Man! Thou canst see him now, through the trees. It is the

minister!"

"And so it is!" said the child. "And, mother, he has his hand

over his heart! Is it because, when the minister wrote his name

in the book, the Black Man set his mark in that place? But why

does he not wear it outside his bosom, as thou dost, mother?"

"Go now, child, and thou shalt tease me as thou wilt another

time," cried Hester Prynne. "But do not stray far. Keep where

thou canst hear the babble of the brook."

The child went singing away, following up the current of the

brook, and striving to mingle a more lightsome cadence with its

melancholy voice. But the little stream would not be comforted,

and still kept telling its unintelligible secret of some very

mournful mystery that had happened--or making a prophetic

lamentation about something that was yet to happen--within the

verge of the dismal forest. So Pearl, who had enough of shadow

in her own little life, chose to break off all acquaintance with

this repining brook. She set herself, therefore, to gathering

violets and wood-anemones, and some scarlet columbines that she

found growing in the crevice of a high rock.
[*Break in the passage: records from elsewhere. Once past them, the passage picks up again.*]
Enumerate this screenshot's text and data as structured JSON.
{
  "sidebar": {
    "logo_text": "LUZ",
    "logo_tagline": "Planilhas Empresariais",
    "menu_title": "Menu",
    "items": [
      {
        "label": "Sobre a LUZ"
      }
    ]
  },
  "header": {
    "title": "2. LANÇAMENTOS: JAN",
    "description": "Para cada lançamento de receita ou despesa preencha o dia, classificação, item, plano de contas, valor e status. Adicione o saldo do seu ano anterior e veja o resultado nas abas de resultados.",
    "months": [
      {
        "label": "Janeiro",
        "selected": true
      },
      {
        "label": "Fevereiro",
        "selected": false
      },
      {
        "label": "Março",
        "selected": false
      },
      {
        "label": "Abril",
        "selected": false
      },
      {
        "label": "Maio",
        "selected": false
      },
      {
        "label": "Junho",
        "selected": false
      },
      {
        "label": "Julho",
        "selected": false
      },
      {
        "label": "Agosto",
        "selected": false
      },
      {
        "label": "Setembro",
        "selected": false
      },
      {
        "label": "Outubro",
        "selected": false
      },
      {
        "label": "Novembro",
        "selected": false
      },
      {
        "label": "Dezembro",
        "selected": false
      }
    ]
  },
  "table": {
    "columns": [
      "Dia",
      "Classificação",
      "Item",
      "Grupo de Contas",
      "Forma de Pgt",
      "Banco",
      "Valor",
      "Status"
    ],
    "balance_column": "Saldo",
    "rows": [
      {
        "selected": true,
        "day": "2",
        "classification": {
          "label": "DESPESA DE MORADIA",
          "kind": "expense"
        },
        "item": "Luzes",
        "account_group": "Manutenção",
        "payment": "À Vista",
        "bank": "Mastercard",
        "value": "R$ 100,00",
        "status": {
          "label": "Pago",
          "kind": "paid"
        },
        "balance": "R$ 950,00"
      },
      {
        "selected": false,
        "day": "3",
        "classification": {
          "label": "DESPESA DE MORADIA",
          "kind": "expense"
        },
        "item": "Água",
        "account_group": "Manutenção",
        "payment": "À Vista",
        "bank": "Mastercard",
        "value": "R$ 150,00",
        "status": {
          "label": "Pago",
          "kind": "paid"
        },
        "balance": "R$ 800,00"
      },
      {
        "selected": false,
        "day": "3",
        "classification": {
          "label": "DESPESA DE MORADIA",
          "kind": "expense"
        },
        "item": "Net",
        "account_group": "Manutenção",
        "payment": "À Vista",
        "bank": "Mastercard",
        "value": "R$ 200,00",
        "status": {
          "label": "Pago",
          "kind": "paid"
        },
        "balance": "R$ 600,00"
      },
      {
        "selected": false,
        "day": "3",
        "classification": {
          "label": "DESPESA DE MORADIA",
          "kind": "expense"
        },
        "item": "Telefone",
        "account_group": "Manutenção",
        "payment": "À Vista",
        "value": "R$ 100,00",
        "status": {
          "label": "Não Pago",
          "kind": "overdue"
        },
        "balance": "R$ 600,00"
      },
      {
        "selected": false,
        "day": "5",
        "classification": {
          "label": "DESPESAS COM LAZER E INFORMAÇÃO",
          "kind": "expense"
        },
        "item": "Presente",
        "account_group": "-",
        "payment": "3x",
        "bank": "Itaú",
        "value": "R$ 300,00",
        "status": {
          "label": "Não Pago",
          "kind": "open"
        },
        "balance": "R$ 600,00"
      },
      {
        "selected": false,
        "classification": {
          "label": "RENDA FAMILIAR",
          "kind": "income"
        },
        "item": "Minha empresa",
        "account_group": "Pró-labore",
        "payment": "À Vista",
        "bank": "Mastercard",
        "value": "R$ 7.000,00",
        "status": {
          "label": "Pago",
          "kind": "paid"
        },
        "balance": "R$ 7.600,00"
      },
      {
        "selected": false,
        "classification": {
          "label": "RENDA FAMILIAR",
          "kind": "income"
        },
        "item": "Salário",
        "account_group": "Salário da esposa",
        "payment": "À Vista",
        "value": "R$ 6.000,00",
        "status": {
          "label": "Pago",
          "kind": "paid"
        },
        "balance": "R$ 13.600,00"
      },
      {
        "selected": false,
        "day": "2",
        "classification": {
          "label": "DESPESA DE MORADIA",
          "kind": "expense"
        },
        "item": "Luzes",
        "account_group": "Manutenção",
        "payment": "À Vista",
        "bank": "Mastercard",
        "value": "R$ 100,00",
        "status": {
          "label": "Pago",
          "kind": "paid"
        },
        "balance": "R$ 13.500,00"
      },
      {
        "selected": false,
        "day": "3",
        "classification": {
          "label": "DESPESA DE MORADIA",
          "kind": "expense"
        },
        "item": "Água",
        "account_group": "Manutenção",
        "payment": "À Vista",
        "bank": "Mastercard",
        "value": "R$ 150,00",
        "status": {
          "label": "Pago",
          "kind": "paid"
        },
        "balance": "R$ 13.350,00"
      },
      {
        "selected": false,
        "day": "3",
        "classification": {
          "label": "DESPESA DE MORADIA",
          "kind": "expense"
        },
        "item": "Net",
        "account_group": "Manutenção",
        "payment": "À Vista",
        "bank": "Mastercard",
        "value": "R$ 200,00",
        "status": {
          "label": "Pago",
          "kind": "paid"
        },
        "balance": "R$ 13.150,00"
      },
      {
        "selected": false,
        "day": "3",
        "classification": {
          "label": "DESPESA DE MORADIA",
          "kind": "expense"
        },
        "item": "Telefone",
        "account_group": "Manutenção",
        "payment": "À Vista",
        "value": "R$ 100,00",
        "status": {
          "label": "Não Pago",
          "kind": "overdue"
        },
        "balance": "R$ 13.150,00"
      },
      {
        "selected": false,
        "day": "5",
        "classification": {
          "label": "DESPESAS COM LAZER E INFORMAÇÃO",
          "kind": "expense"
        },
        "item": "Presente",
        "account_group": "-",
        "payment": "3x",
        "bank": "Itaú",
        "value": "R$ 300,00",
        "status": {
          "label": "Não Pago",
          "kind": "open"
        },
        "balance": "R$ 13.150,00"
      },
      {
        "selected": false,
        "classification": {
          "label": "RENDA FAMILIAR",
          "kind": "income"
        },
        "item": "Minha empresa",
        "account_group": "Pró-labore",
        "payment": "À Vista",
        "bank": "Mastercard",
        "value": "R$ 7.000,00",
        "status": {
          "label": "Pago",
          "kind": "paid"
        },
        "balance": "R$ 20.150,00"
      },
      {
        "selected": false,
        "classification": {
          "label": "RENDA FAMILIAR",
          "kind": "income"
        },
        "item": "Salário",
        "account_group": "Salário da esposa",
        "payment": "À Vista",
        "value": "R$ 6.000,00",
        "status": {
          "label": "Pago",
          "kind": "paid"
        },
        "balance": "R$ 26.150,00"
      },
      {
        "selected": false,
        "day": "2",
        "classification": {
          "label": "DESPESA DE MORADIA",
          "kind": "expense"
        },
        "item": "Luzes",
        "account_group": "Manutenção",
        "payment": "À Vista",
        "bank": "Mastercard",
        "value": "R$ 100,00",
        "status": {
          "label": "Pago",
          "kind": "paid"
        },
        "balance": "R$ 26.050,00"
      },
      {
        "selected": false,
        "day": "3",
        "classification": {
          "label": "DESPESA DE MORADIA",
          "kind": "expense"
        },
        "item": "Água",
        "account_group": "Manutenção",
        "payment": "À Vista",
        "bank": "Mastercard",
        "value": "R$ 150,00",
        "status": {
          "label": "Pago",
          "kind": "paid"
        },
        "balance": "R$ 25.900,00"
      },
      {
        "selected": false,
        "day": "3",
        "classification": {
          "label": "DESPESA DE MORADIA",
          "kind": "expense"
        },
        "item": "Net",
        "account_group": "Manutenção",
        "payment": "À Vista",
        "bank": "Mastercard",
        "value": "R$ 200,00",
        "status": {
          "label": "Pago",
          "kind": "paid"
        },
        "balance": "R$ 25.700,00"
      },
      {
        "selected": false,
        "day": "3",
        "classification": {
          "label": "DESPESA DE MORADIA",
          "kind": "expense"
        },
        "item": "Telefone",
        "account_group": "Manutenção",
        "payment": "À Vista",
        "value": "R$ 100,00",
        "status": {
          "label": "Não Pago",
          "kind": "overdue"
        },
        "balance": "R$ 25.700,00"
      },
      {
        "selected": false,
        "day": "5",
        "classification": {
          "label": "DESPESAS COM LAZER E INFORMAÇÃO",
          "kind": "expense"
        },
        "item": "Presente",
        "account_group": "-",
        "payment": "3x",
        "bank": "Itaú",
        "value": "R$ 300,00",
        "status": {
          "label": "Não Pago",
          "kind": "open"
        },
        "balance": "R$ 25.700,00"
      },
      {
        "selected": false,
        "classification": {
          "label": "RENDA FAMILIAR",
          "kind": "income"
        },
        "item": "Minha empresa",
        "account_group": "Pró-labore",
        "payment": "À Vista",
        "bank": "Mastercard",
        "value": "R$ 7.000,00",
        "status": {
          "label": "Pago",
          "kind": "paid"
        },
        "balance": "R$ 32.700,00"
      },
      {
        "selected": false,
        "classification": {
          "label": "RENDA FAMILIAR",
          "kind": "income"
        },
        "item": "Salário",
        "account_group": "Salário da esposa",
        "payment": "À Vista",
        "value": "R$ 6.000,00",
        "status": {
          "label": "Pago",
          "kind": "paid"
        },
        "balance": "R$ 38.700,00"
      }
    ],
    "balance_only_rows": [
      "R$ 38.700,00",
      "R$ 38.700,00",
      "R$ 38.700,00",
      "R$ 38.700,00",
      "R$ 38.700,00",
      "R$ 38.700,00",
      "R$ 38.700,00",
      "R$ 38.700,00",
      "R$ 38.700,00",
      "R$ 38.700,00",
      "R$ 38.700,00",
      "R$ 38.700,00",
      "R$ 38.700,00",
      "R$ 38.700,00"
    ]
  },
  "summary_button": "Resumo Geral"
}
When her elf-child had departed, Hester Prynne made a step or

two towards the track that led through the forest, but still

remained under the deep shadow of the trees. She beheld the

minister advancing along the path entirely alone, and leaning on

a staff which he had cut by the wayside. He looked haggard and

feeble, and betrayed a nerveless despondency in his air, which

had never so remarkably characterised him in his walks about the

settlement, nor in any other situation where he deemed himself

liable to notice. Here it was wofully visible, in this intense

seclusion of the forest, which of itself would have been a heavy

trial to the spirits. There was a listlessness in his gait, as

if he saw no reason for taking one step further, nor felt any

desire to do so, but would have been glad, could he be glad of

anything, to fling himself down at the root of the nearest tree,

and lie there passive for evermore. The leaves might bestrew

him, and the soil gradually accumulate and form a little hillock

over his frame, no matter whether there were life in it or no.

Death was too definite an object to be wished for or avoided.